Live Nation Entertainment: A Cheer for Sellers II of II

Now that the Ticketmaster/Live Nation merger, albeit with certain amendments to the original proposal, has received the blessings of the US Department of Justice, the well-publicized and debatably over-dramatized ordeal barrels forward into reality much to the chagrin of industry prognosticators, indie promoters, and consumer advocacy groups. Even before the ink from the DOJ’s approval stamp could dry, the teeth gnashing over the issue reached a deafening level by many of these same industry intermediaries whose professional livelihoods are now in jeopardy of being squeezed out by the new media giant. Much of the criticism being leveled at Ticketmaster and Live Nation, or now known simply as Live Nation Entertainment, isn’t without merit. Ticketmaster’s infamous reputation for monopolizing ticket sales and providing a woefully unsatisfactory ticket-buying experience helps propagate the general public’s objection to the world’s largest ticket broker becoming an even larger and more controlling media behemoth. This article will provide a pragmatic analysis of the post-merger aftermath and attempt to predict the industry landscape.
The first order of business for President/CEO Michael Rapino and executive chairman Irving Azoff will be dealing with the secondary ticket market. The brokers of this multi-billion dollar sub-industry have adopted a different approach to ticket valuation than the tradition, flat, “face value” model. They believe a ticket’s true value is subject to a fan’s willingness to pay top dollar for it, which quite often yields a ticket price many times the original face value. While there’s some valiance in maximizing profit in a free economy — truly there is a decent argument to be made that an object’s worth IS only what someone will pay for it — the fan ends up suffering higher prices.
Shortly after the merger, Live Nation Entertainment will implement the dynamic pricing model they’ve been touting since before their consolidation. This model will replace the archaic flat rate and often-suboptimal pricing scheme currently in place and will lead to a clearer, truer ticket value based on, among other things, seat location and proximity to stage. This measure will help stymie “off-brand” secondary ticket brokers and will work to increase ticket availability to fans. However, “name brand” ticket-resellers, namely Ticketmaster’s own TicketsNow, have curiously escaped the Justice Department’s interest for oversight and will continue to resell tickets for inflated prices.

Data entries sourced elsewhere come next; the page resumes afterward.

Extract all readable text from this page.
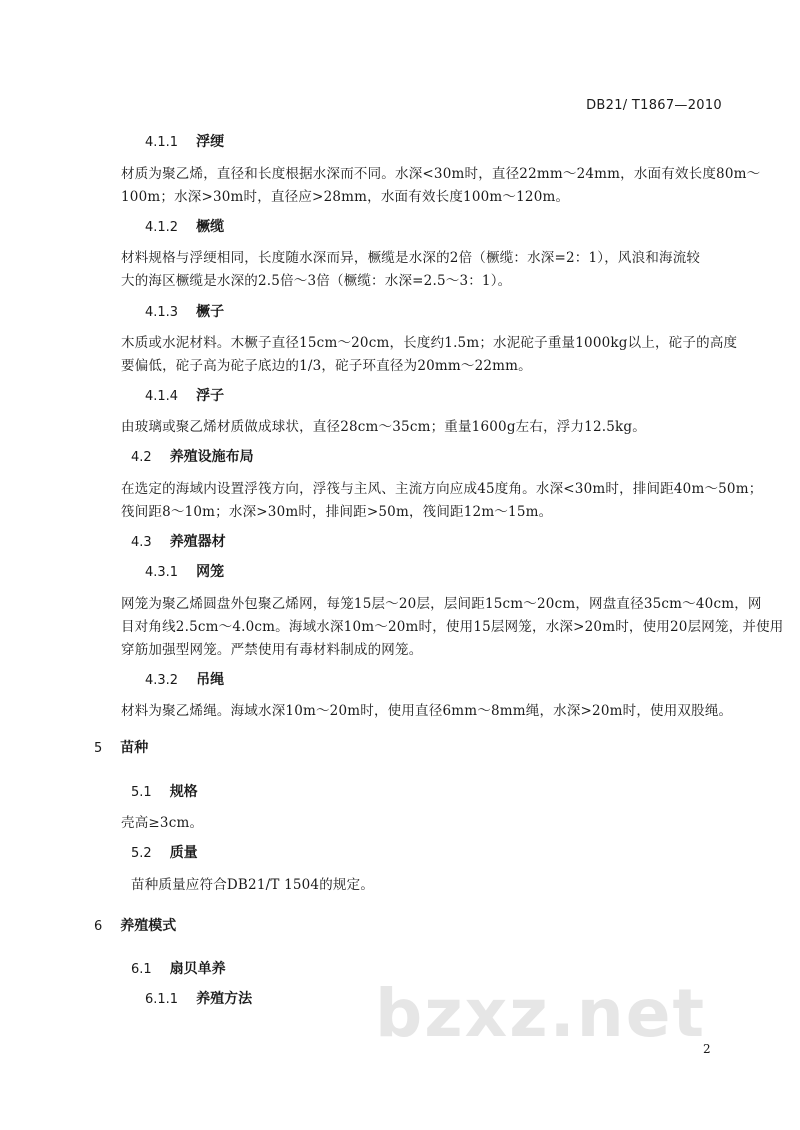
DB21/ T1867—2010
4.1.1 浮绠
材质为聚乙烯，直径和长度根据水深而不同。水深<30m时，直径22mm～24mm，水面有效长度80m～
100m；水深>30m时，直径应>28mm，水面有效长度100m～120m。
4.1.2 橛缆
材料规格与浮绠相同，长度随水深而异，橛缆是水深的2倍（橛缆：水深=2：1），风浪和海流较
大的海区橛缆是水深的2.5倍～3倍（橛缆：水深=2.5～3：1）。
4.1.3 橛子
木质或水泥材料。木橛子直径15cm～20cm，长度约1.5m；水泥砣子重量1000kg以上，砣子的高度
要偏低，砣子高为砣子底边的1/3，砣子环直径为20mm～22mm。
4.1.4 浮子
由玻璃或聚乙烯材质做成球状，直径28cm～35cm；重量1600g左右，浮力12.5kg。
4.2 养殖设施布局
在选定的海域内设置浮筏方向，浮筏与主风、主流方向应成45度角。水深<30m时，排间距40m～50m；
筏间距8～10m；水深>30m时，排间距>50m，筏间距12m～15m。
4.3 养殖器材
4.3.1 网笼
网笼为聚乙烯圆盘外包聚乙烯网，每笼15层～20层，层间距15cm～20cm，网盘直径35cm～40cm，网
目对角线2.5cm～4.0cm。海域水深10m～20m时，使用15层网笼，水深>20m时，使用20层网笼，并使用
穿筋加强型网笼。严禁使用有毒材料制成的网笼。
4.3.2 吊绳
材料为聚乙烯绳。海域水深10m～20m时，使用直径6mm～8mm绳，水深>20m时，使用双股绳。
5 苗种
5.1 规格
壳高≥3cm。
5.2 质量
苗种质量应符合DB21/T 1504的规定。
6 养殖模式
6.1 扇贝单养
6.1.1 养殖方法 bzxz.net
2
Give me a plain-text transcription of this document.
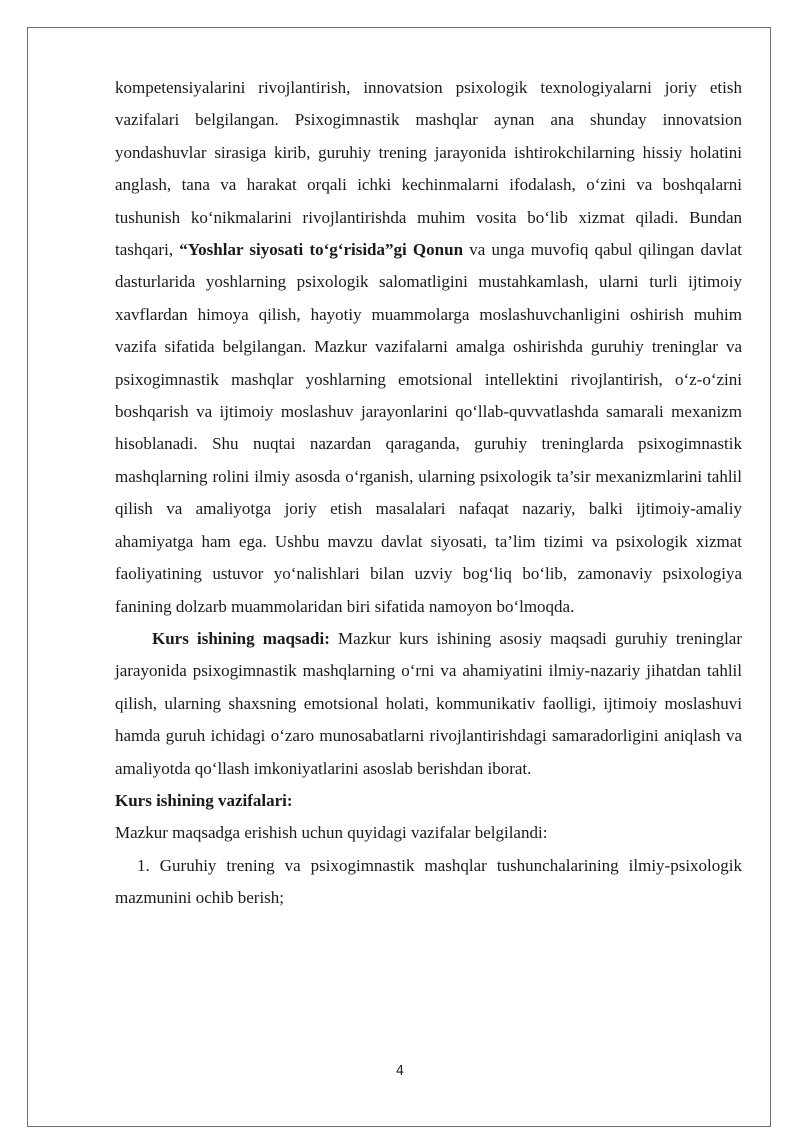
kompetensiyalarini rivojlantirish, innovatsion psixologik texnologiyalarni joriy etish vazifalari belgilangan. Psixogimnastik mashqlar aynan ana shunday innovatsion yondashuvlar sirasiga kirib, guruhiy trening jarayonida ishtirokchilarning hissiy holatini anglash, tana va harakat orqali ichki kechinmalarni ifodalash, o‘zini va boshqalarni tushunish ko‘nikmalarini rivojlantirishda muhim vosita bo‘lib xizmat qiladi. Bundan tashqari, “Yoshlar siyosati to‘g‘risida”gi Qonun va unga muvofiq qabul qilingan davlat dasturlarida yoshlarning psixologik salomatligini mustahkamlash, ularni turli ijtimoiy xavflardan himoya qilish, hayotiy muammolarga moslashuvchanligini oshirish muhim vazifa sifatida belgilangan. Mazkur vazifalarni amalga oshirishda guruhiy treninglar va psixogimnastik mashqlar yoshlarning emotsional intellektini rivojlantirish, o‘z-o‘zini boshqarish va ijtimoiy moslashuv jarayonlarini qo‘llab-quvvatlashda samarali mexanizm hisoblanadi. Shu nuqtai nazardan qaraganda, guruhiy treninglarda psixogimnastik mashqlarning rolini ilmiy asosda o‘rganish, ularning psixologik ta’sir mexanizmlarini tahlil qilish va amaliyotga joriy etish masalalari nafaqat nazariy, balki ijtimoiy-amaliy ahamiyatga ham ega. Ushbu mavzu davlat siyosati, ta’lim tizimi va psixologik xizmat faoliyatining ustuvor yo‘nalishlari bilan uzviy bog‘liq bo‘lib, zamonaviy psixologiya fanining dolzarb muammolaridan biri sifatida namoyon bo‘lmoqda.

Kurs ishining maqsadi: Mazkur kurs ishining asosiy maqsadi guruhiy treninglar jarayonida psixogimnastik mashqlarning o‘rni va ahamiyatini ilmiy-nazariy jihatdan tahlil qilish, ularning shaxsning emotsional holati, kommunikativ faolligi, ijtimoiy moslashuvi hamda guruh ichidagi o‘zaro munosabatlarni rivojlantirishdagi samaradorligini aniqlash va amaliyotda qo‘llash imkoniyatlarini asoslab berishdan iborat.

Kurs ishining vazifalari:

Mazkur maqsadga erishish uchun quyidagi vazifalar belgilandi:

1. Guruhiy trening va psixogimnastik mashqlar tushunchalarining ilmiy-psixologik mazmunini ochib berish;

4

The eventual abolishment of the dreaded “convenience charge” will receive a positive reception and lead to a drastic change in the public’s valuation of live music. Live Nation will proclaim the changes as efforts to promulgate a more fan-friendly experience, all the while increasing parking fees, merchandise prices, etc. in order to generate higher ancillary revenue. The entire concert experience for fans will cost more.

The roles certain industry intermediaries play in the current business structure will also change. The operative singularity of Live Nation Entertainment is a double-edge sword offering increased consolidation and convenience but, on the other hand, the risk of marginalizing certain once-inalienable segments of the business (READ: independent promoters). With a single entity controlling and managing artists, their touring, their tour’s ticketing, the venue, and the associated merchandise, independent promoters will indeed find themselves wholly disadvantaged when competing with Live Nation’s new and formidable vertical integration.
But this is not the death of all things independent. To the contrary, independent segments of the industry will survive through strategic partnerships and consolidation. Independent venues will provide a stage for popular acts not associated with Live Nation Entertainment and offer an opening to local ticket brokers. Independent record labels will maintain their role as a vital channel for upcoming talent and continue to offer better long-term artist support and development options than their corporate counterparts, which, thanks to the recent affordability of recording and ease of distribution, have been facing mounting insignificance over the past decade. In reality, the once-predominant major labels weren’t even included in the DOJ’s dialogue about the merger furthering solidifying their sheer irrelevance to the industry.
Despite the opportunity to cut out agencies like William Morris and Creative Artist Agency (CAA) by dealing directly with artist management, Live Nation Entertainment will avoid direct expansion into booking realm and remain resolute in preserving the status quo. In fact, many artists signing with Live Nation Entertainment will reap the benefits of the strategic relationship with William Morris and Clear Channel Communications thanks to the CEO and Chairman of the Board, respectively, serving on the Live Nation Board of Directors.
However, several years after the merger, mounting public and legal pressure will prompt Congressional inquiry into the company signaling the death knell for what many executives will deem the “Golden Age of Touring.” Based on the Supreme Court’s Paramount Pictures decision of 1948, a monumental legal precedent against similar vertical integration of the motion picture industry, Live Nation Entertainment will suffer eventual divestiture at the hands of a Republican administration.
Ultimately, the merger will prove to be a brilliant business move providing much-needed streamlining and improved efficiency to the live music/touring machine. The cost of live music will waver and ultimately rise. But how close an eye does the Department of Justice plan to keep on Live Nation Entertainment? How will Live Nation and the large talent agencies co-exist in the future? Most importantly, does the merger possess long-term sustainability? These are stories for another day.